An accidental blog

"If God is sovereign, then his lordship must extend over all of life, and it cannot be restricted to the walls of the church or within the Christian orbit." Abraham Kuyper Common Grace 1.1.

Wednesday 22 April 2015

Kuyperania April 2015

Cory Brock has reviewed Bratt's Abraham Kuyper in Journal of Theological Studies April 2015.  66 (1): 496-499.
doi: 10.1093/jts/flu202

He begins:

James Bratt's Abraham Kuyper: Modern Calvinist, Christian Democrat offers to the Anglophone world an outstanding and long-desired portrait of the nineteenth-century founder of neo-Calvinism.

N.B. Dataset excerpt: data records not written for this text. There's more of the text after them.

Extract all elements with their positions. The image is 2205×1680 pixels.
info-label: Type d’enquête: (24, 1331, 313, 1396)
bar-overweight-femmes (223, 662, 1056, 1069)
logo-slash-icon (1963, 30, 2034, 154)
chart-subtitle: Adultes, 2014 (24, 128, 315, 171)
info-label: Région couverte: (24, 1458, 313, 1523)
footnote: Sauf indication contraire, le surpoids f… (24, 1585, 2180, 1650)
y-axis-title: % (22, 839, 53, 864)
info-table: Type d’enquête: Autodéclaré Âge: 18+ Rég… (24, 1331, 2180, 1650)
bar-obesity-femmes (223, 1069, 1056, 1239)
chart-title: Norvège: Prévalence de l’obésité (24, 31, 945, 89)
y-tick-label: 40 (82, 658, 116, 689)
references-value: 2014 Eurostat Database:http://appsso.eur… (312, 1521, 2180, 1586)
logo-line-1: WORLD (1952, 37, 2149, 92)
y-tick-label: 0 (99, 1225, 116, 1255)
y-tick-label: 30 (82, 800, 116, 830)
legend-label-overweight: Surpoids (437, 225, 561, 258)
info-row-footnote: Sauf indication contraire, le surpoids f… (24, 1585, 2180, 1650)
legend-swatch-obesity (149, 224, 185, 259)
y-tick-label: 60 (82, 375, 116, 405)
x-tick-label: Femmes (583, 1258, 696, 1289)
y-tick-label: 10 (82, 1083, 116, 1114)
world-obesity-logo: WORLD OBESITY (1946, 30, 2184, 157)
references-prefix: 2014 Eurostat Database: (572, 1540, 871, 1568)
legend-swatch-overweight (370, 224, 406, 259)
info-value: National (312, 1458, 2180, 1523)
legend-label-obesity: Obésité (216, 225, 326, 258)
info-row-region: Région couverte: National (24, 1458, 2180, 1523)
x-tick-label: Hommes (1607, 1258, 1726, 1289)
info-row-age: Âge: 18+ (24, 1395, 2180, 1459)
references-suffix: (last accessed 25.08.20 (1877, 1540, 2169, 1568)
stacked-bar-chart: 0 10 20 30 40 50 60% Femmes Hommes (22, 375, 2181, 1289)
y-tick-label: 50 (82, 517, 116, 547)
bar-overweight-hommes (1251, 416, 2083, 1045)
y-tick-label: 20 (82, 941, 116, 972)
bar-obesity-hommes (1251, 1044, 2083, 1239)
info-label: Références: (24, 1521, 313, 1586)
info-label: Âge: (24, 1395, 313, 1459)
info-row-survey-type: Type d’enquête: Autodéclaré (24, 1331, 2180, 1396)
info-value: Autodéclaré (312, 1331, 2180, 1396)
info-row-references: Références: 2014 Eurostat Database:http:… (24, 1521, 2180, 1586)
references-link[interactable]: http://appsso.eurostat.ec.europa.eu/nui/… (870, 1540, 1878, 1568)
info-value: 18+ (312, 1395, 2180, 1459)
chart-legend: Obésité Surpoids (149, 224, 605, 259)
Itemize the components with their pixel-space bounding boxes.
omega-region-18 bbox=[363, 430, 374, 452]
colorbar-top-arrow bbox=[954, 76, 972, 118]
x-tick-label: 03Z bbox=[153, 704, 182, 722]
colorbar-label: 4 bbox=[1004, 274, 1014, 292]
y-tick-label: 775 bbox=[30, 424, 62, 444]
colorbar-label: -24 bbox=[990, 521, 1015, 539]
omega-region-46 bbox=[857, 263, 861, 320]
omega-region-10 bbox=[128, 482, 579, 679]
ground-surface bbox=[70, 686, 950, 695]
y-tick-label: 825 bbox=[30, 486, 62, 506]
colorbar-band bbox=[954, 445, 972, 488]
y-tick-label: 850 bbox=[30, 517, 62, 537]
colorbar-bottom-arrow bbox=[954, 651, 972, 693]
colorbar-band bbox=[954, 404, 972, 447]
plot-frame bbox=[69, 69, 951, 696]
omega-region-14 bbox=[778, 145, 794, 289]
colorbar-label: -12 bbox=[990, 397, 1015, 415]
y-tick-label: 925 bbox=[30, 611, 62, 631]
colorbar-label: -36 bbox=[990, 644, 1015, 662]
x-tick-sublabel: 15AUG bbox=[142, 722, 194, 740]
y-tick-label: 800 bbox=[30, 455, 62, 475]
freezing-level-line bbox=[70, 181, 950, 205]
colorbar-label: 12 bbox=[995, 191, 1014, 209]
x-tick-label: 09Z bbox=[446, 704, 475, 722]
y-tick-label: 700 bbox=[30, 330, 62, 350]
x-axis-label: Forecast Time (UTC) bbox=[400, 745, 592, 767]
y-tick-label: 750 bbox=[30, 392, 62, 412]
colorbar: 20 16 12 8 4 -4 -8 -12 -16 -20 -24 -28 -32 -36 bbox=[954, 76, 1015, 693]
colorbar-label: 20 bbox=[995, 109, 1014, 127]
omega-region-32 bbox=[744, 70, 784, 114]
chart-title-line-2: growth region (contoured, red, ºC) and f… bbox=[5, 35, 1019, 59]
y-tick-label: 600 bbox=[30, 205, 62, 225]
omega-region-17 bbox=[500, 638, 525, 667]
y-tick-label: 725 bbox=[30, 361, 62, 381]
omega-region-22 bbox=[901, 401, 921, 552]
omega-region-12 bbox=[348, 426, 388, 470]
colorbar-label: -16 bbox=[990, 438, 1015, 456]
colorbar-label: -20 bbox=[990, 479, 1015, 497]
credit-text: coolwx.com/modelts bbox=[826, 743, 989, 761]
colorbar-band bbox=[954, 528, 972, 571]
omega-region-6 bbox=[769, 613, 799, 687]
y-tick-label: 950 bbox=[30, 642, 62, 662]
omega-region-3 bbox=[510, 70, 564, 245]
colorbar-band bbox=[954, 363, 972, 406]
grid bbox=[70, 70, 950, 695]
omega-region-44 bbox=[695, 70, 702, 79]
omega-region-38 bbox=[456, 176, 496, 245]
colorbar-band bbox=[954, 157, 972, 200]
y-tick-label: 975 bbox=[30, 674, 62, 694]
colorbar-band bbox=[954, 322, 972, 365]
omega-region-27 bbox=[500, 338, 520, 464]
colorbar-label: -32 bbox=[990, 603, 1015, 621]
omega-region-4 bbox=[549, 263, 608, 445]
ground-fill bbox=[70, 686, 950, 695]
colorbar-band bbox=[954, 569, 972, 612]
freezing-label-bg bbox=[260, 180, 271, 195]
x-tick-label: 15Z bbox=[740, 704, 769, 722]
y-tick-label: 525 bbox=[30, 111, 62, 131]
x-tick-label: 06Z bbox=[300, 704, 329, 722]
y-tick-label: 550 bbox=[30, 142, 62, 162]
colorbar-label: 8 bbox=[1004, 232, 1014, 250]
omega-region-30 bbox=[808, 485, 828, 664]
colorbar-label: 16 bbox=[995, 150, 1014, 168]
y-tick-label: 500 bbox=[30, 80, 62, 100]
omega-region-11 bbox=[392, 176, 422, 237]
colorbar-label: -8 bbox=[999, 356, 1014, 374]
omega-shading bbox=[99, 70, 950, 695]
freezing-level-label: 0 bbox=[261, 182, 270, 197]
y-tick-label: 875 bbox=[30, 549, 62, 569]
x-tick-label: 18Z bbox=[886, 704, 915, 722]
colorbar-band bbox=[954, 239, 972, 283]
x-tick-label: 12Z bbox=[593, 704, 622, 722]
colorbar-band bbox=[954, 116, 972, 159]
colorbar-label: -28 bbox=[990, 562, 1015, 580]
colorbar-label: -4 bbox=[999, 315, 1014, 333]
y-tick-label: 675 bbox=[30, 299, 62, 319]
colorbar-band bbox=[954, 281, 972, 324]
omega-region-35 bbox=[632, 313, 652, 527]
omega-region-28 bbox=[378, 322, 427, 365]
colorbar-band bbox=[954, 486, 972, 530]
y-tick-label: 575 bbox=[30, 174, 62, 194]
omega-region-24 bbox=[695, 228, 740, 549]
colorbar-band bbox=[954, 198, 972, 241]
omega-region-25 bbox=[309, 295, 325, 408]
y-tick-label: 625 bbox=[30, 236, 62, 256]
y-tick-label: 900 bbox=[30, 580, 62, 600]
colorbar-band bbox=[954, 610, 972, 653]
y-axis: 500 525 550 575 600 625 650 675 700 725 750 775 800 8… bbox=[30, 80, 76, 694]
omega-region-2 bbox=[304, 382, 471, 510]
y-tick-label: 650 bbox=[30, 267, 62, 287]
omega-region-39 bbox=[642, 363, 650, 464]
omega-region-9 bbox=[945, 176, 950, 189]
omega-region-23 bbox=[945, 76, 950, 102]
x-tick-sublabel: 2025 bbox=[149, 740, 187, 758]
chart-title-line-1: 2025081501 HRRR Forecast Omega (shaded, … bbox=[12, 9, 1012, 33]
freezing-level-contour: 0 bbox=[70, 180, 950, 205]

Bratt is a fair, balanced, and careful historian who makes much of Kuyper’s profound contextual insight, unique application of Calvinist theology, and lasting theological and political legacy without hiding Kuyper’s tendency towards sweeping generalization, blind hubris, and glaring defects. Bratt narrates the central tension in Kuyper between ‘the lust for labor and influence, the regimented discipline that made it good, the passion to make his voice heard [and] the insistence on doing things his way and on his schedule’. Kuyper was, perhaps, the most accomplished man in the modern era, who lived a life of endeavours equalling or exceeding those of the most ambitious.

John Halsey Wood Jr, also has a review of Bratt's Abraham Kuyper  in Journal of Ecclesiatical History 66(02) (April 2015): 454.

The April 2015 issue of Themelios 40(1) has two relevant reviews:

Christopher G. Woznicki on Kuyper Center Review 4.